The butchers were using a parody of our prayer and meditation to promote the slaughter of innocent creatures, and one of our most basic tenets is mercy to all living beings. To object to someone using our form of prayer to blaspheme our principles is not a matter of political correctness. Would one want the crucifix and outward features of Christian worship used to advertise hatred and greed, principles against the very core of Jesus' teachings? Or would you want a company using a caricature of you to promote a cause that is antithetical to your most basic ideals?

Such behavior is practically a form of libel, as the advertising appears to have you endorse what is being advertised, when the opposite is the case.

Ricky V. writes:

I agree with the kindergarten teacher who didn't allow that kid to give treats with strings attached to classmates. Why was there a prayer attached to a bag of jellybeans? You can't buy such bags at Wal-Mart, so there was a hidden purpose to this treat.

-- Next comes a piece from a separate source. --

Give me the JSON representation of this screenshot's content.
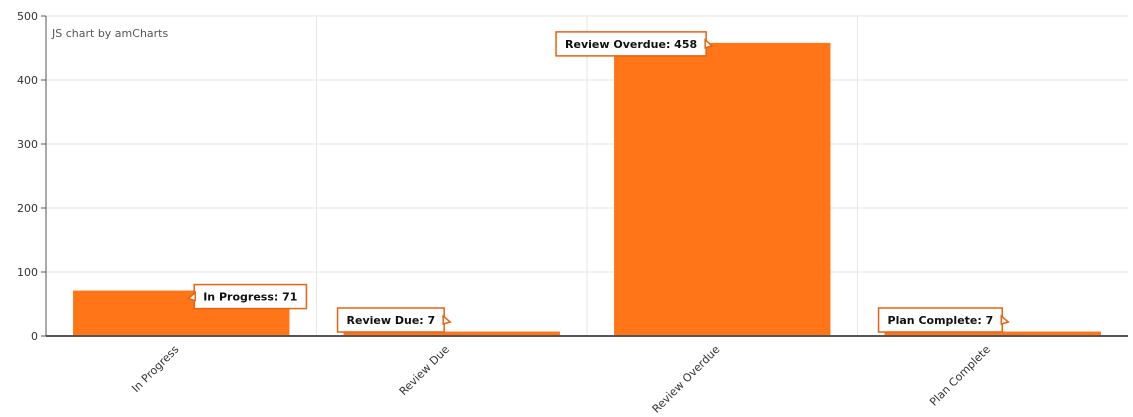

It was a way to spread a certain opinion or religious belief. It was a coldhearted marketing ploy. What are we teaching these kids? Your classmates who do not share your views are ignorant and only you can save them? What's next? Kids with gay parents giving out pink jellybeans and the message "It's OK to be gay"?

I'm a member of the pagan Church of Fandel. Am I allowed to spread my message in kindergartens? Kids are inundated with commercials when they watch television. Keep commercials out of kindergartens.

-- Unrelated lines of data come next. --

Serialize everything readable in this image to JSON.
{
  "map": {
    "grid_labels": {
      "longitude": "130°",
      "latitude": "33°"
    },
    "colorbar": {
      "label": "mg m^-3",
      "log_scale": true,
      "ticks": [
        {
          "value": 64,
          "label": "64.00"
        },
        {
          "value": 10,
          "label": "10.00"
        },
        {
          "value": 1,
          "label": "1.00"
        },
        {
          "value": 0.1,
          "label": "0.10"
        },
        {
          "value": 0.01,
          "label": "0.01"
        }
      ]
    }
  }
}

The Rev. Michael J. writes:

What's the big deal with the Church of England using the term "magi?" All good translations of the Bible -- New International Version, New Revised Standard Version, etc -- use the term "magi." It's the most accurate translation. They certainly weren't "kings," and Matthew never mentions how many there were, except that he refers to them in the plural, so there was more than one. Might have been a dozen or more.

The "King James" version of the Bible was a wonderful accomplishment for its time. It gave the people a Bible they could read in the language they used every day. However, we no longer use that language, and the fact is, the King James is not a very good translation. It was pretty good for 400 years ago, but not for today. It's time people quit believing that Jesus spoke in King James English.

Bruce writes:

Unlike the other buffoons who write in to complain about your column, I say, "Bravo!" Clearly, given the vitriol of some of these complaints/criticisms, your column is striking a little too close to home than these liberal twits would like.